O’Kelley credited all the holding companies for taking the issue seriously and cited WPP and GroupM in particular for moving last year to reach zero emissions across its own network as well as the entire supply chain it works with by 2030.

“They set the standard for the market, and that is causing a seismic shift throughout the market,” said O’Kelley. “That means every every publisher, every media owner, has to have a net-zero strategy. They don’t — most companies haven’t started taking this seriously yet.”

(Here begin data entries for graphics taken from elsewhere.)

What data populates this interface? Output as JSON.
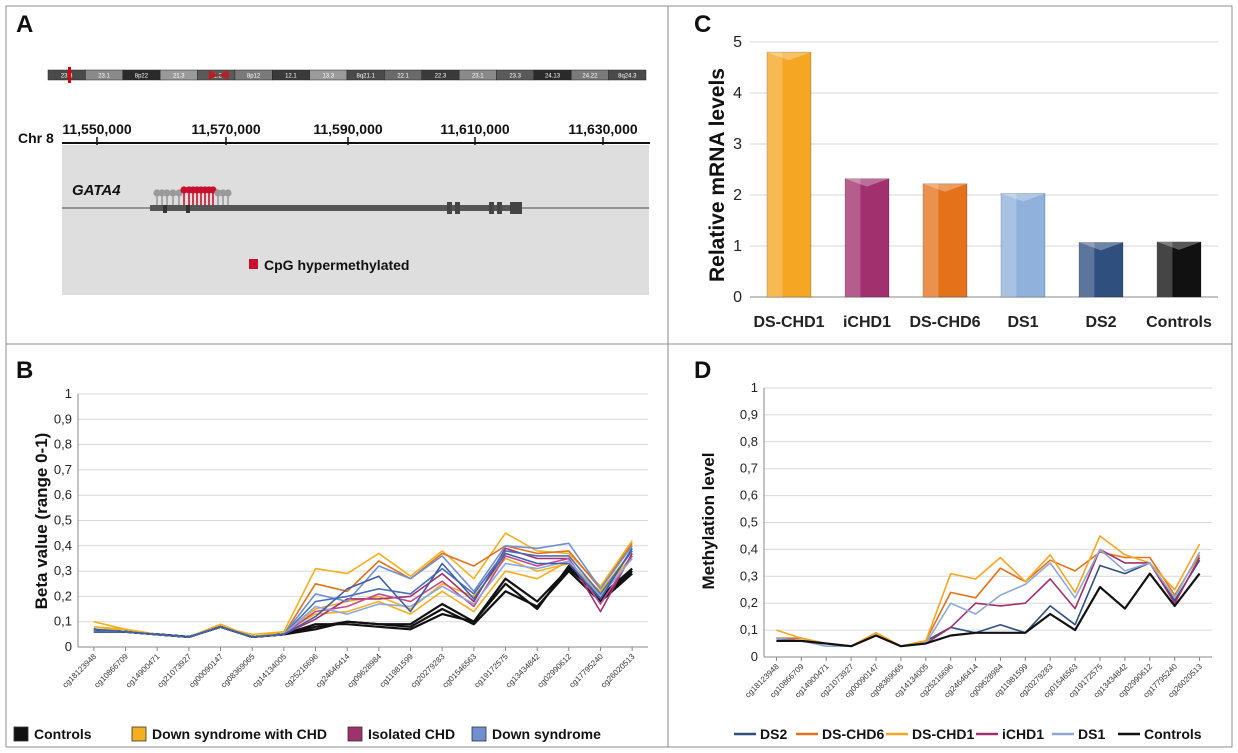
{
  "panel_labels": {
    "a": "A",
    "b": "B",
    "c": "C",
    "d": "D"
  },
  "panel_a": {
    "chromosome": "Chr 8",
    "positions": [
      "11,550,000",
      "11,570,000",
      "11,590,000",
      "11,610,000",
      "11,630,000"
    ],
    "gene": "GATA4",
    "legend": "CpG hypermethylated",
    "ideogram_bands": [
      "23.3",
      "23.1",
      "8p22",
      "21.3",
      "21.2",
      "8p12",
      "12.1",
      "13.3",
      "8q21.1",
      "22.1",
      "22.3",
      "23.1",
      "23.3",
      "24.13",
      "24.22",
      "8q24.3"
    ],
    "colors": {
      "hypermethylated": "#c8102e",
      "unmethylated": "#9a9a9a",
      "track_bg": "#dedede"
    }
  },
  "chart_data": [
    {
      "id": "C",
      "type": "bar",
      "categories": [
        "DS-CHD1",
        "iCHD1",
        "DS-CHD6",
        "DS1",
        "DS2",
        "Controls"
      ],
      "values": [
        4.8,
        2.32,
        2.22,
        2.03,
        1.07,
        1.08
      ],
      "colors": [
        "#f5a623",
        "#a0306e",
        "#e3721b",
        "#8fb1dc",
        "#2f4f7f",
        "#111111"
      ],
      "ylabel": "Relative mRNA levels",
      "ylim": [
        0,
        5
      ],
      "yticks": [
        "0",
        "1",
        "2",
        "3",
        "4",
        "5"
      ],
      "grid": true
    },
    {
      "id": "B",
      "type": "line",
      "ylabel": "Beta value (range 0-1)",
      "ylim": [
        0,
        1
      ],
      "yticks": [
        "0",
        "0,1",
        "0,2",
        "0,3",
        "0,4",
        "0,5",
        "0,6",
        "0,7",
        "0,8",
        "0,9",
        "1"
      ],
      "categories": [
        "cg18123948",
        "cg10866709",
        "cg14900471",
        "cg21073927",
        "cg00090147",
        "cg08369065",
        "cg14134005",
        "cg25216696",
        "cg24646414",
        "cg09628984",
        "cg11981599",
        "cg20279283",
        "cg01546563",
        "cg19172575",
        "cg13434842",
        "cg02990612",
        "cg17795240",
        "cg26020513"
      ],
      "legend": [
        {
          "name": "Controls",
          "color": "#111111"
        },
        {
          "name": "Down syndrome with CHD",
          "color": "#f2b01e"
        },
        {
          "name": "Isolated CHD",
          "color": "#a0306e"
        },
        {
          "name": "Down syndrome",
          "color": "#6f8fd1"
        }
      ],
      "series": [
        {
          "color": "#111111",
          "values": [
            0.07,
            0.06,
            0.05,
            0.04,
            0.08,
            0.04,
            0.05,
            0.07,
            0.1,
            0.09,
            0.08,
            0.15,
            0.09,
            0.22,
            0.16,
            0.3,
            0.18,
            0.29
          ]
        },
        {
          "color": "#111111",
          "values": [
            0.07,
            0.06,
            0.05,
            0.04,
            0.08,
            0.04,
            0.05,
            0.09,
            0.09,
            0.08,
            0.07,
            0.13,
            0.1,
            0.25,
            0.15,
            0.32,
            0.19,
            0.3
          ]
        },
        {
          "color": "#111111",
          "values": [
            0.06,
            0.06,
            0.05,
            0.04,
            0.08,
            0.04,
            0.05,
            0.08,
            0.1,
            0.09,
            0.09,
            0.17,
            0.1,
            0.27,
            0.18,
            0.31,
            0.2,
            0.31
          ]
        },
        {
          "color": "#f2b01e",
          "values": [
            0.1,
            0.07,
            0.05,
            0.04,
            0.09,
            0.04,
            0.06,
            0.31,
            0.29,
            0.37,
            0.28,
            0.38,
            0.27,
            0.45,
            0.38,
            0.37,
            0.24,
            0.42
          ]
        },
        {
          "color": "#f2b01e",
          "values": [
            0.08,
            0.07,
            0.05,
            0.04,
            0.08,
            0.04,
            0.05,
            0.15,
            0.18,
            0.2,
            0.15,
            0.25,
            0.2,
            0.35,
            0.3,
            0.33,
            0.22,
            0.38
          ]
        },
        {
          "color": "#e3721b",
          "values": [
            0.07,
            0.06,
            0.05,
            0.04,
            0.08,
            0.04,
            0.05,
            0.25,
            0.22,
            0.34,
            0.27,
            0.37,
            0.32,
            0.4,
            0.37,
            0.38,
            0.23,
            0.41
          ]
        },
        {
          "color": "#f2b01e",
          "values": [
            0.07,
            0.07,
            0.05,
            0.04,
            0.08,
            0.05,
            0.06,
            0.13,
            0.14,
            0.18,
            0.13,
            0.22,
            0.14,
            0.3,
            0.27,
            0.34,
            0.21,
            0.36
          ]
        },
        {
          "color": "#a0306e",
          "values": [
            0.07,
            0.06,
            0.05,
            0.04,
            0.08,
            0.04,
            0.05,
            0.11,
            0.19,
            0.19,
            0.2,
            0.29,
            0.18,
            0.39,
            0.35,
            0.35,
            0.14,
            0.37
          ]
        },
        {
          "color": "#c24a8a",
          "values": [
            0.07,
            0.06,
            0.05,
            0.04,
            0.08,
            0.04,
            0.05,
            0.14,
            0.16,
            0.21,
            0.18,
            0.26,
            0.16,
            0.36,
            0.32,
            0.35,
            0.17,
            0.36
          ]
        },
        {
          "color": "#6f8fd1",
          "values": [
            0.07,
            0.06,
            0.05,
            0.04,
            0.08,
            0.04,
            0.05,
            0.21,
            0.18,
            0.32,
            0.27,
            0.36,
            0.22,
            0.4,
            0.39,
            0.41,
            0.23,
            0.4
          ]
        },
        {
          "color": "#4a6fb8",
          "values": [
            0.06,
            0.06,
            0.05,
            0.04,
            0.08,
            0.04,
            0.05,
            0.18,
            0.2,
            0.23,
            0.21,
            0.31,
            0.21,
            0.38,
            0.36,
            0.36,
            0.21,
            0.38
          ]
        },
        {
          "color": "#8aa8e0",
          "values": [
            0.07,
            0.06,
            0.05,
            0.04,
            0.08,
            0.04,
            0.05,
            0.16,
            0.13,
            0.17,
            0.16,
            0.24,
            0.17,
            0.33,
            0.31,
            0.34,
            0.2,
            0.35
          ]
        },
        {
          "color": "#3d5fa8",
          "values": [
            0.07,
            0.06,
            0.05,
            0.04,
            0.08,
            0.04,
            0.05,
            0.12,
            0.23,
            0.28,
            0.14,
            0.33,
            0.19,
            0.37,
            0.33,
            0.33,
            0.19,
            0.39
          ]
        }
      ]
    },
    {
      "id": "D",
      "type": "line",
      "ylabel": "Methylation level",
      "ylim": [
        0,
        1
      ],
      "yticks": [
        "0",
        "0,1",
        "0,2",
        "0,3",
        "0,4",
        "0,5",
        "0,6",
        "0,7",
        "0,8",
        "0,9",
        "1"
      ],
      "categories": [
        "cg18123948",
        "cg10866709",
        "cg14900471",
        "cg21073927",
        "cg00090147",
        "cg08369065",
        "cg14134005",
        "cg25216696",
        "cg24646414",
        "cg09628984",
        "cg11981599",
        "cg20279283",
        "cg01546563",
        "cg19172575",
        "cg13434842",
        "cg02990612",
        "cg17795240",
        "cg26020513"
      ],
      "series": [
        {
          "name": "DS2",
          "color": "#2f4f7f",
          "values": [
            0.07,
            0.06,
            0.05,
            0.04,
            0.08,
            0.04,
            0.06,
            0.11,
            0.09,
            0.12,
            0.09,
            0.19,
            0.12,
            0.34,
            0.31,
            0.35,
            0.21,
            0.36
          ]
        },
        {
          "name": "DS-CHD6",
          "color": "#e3721b",
          "values": [
            0.07,
            0.07,
            0.05,
            0.04,
            0.09,
            0.04,
            0.06,
            0.24,
            0.22,
            0.33,
            0.28,
            0.36,
            0.32,
            0.39,
            0.37,
            0.37,
            0.23,
            0.38
          ]
        },
        {
          "name": "DS-CHD1",
          "color": "#f5a623",
          "values": [
            0.1,
            0.07,
            0.05,
            0.04,
            0.09,
            0.04,
            0.06,
            0.31,
            0.29,
            0.37,
            0.28,
            0.38,
            0.24,
            0.45,
            0.38,
            0.35,
            0.25,
            0.42
          ]
        },
        {
          "name": "iCHD1",
          "color": "#a0306e",
          "values": [
            0.07,
            0.06,
            0.05,
            0.04,
            0.08,
            0.04,
            0.05,
            0.11,
            0.2,
            0.19,
            0.2,
            0.29,
            0.18,
            0.4,
            0.35,
            0.35,
            0.2,
            0.37
          ]
        },
        {
          "name": "DS1",
          "color": "#8fa8d6",
          "values": [
            0.07,
            0.06,
            0.04,
            0.04,
            0.08,
            0.04,
            0.05,
            0.2,
            0.16,
            0.23,
            0.27,
            0.35,
            0.22,
            0.4,
            0.32,
            0.35,
            0.22,
            0.39
          ]
        },
        {
          "name": "Controls",
          "color": "#111111",
          "values": [
            0.06,
            0.06,
            0.05,
            0.04,
            0.08,
            0.04,
            0.05,
            0.08,
            0.09,
            0.09,
            0.09,
            0.16,
            0.1,
            0.26,
            0.18,
            0.31,
            0.19,
            0.31
          ]
        }
      ]
    }
  ]
}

Last week, attention metrics firm Adelaide promoted its AU metric to optimize ad campaigns to be more effective, and therefore less wasteful. The company worked with Scope3 to show how attention applied to planning created 14 percent fewer emissions than using viewability as a metric. “Buying higher quality media benefits publishers, consumers and advertisers. And now it also benefits the environment,” said Marc Guldimann, CEO of Adelaide.

Color by numbers

$1.5 billion — that’s the haul that connected TV and streaming platforms are expected to secure from political advertisers in the lead-up to this fall’s midterm elections. It amounts to 17 percent of total expected political ad spend this year. This is according to data intelligence firm AdImpact, which has partnered with Innovid/TV Squared on cross-platform measurement for political campaigns in linear and CTV.

Takeoff & landing

  • Mindshare hired Kathy Kline is to be chief strategy and innovation officer for North America. Kline was most recently global chief strategy officer at Starcom. Mindshare also launched Precisely Human Intelligence, a machine-learning-based suite of tools that aims to “help brands better understand the motivations, mindsets and emotions that drive consumer decision-making and then buy those audiences at scale.”
  • Stagwell promoted three executives within its Constellation network: Justin Lewis, co-founder and CEO of Instrument was named chair of the network. He replaces current chair John Boiler (founder of 72andSunny), who becomes creative chair. Replacing Lewis as CEO of Instrument is president Kara Place.
  • Private equity firm GTCR, through its portfolio subsidiary Dreamscape, made a strategic investment whose amount it wouldn’t disclose, into ad intelligence firm Standard Media Index. SMI’s CEO James Fennessy will step down but join Dreamscape’s board and will be replaced by martech veteran Scott Knoll, one of Dreamscape’s partners.

Direct quote

“Online platforms should be subject to the same policies as television and radio broadcasters. Content aired on television and radio have strict standards, which serves to both attract audiences and advertisers to those platforms. The internet, in that sense, should be no different. Platforms should be allowed to have the ability, like their counterparts, to have standards which dictate which content they allow to provide for the best user experience.”

— IAB’s EVP for Public Policy Lartease Tiffith, on the organization’s opposition to the Texas law that restricts content moderation.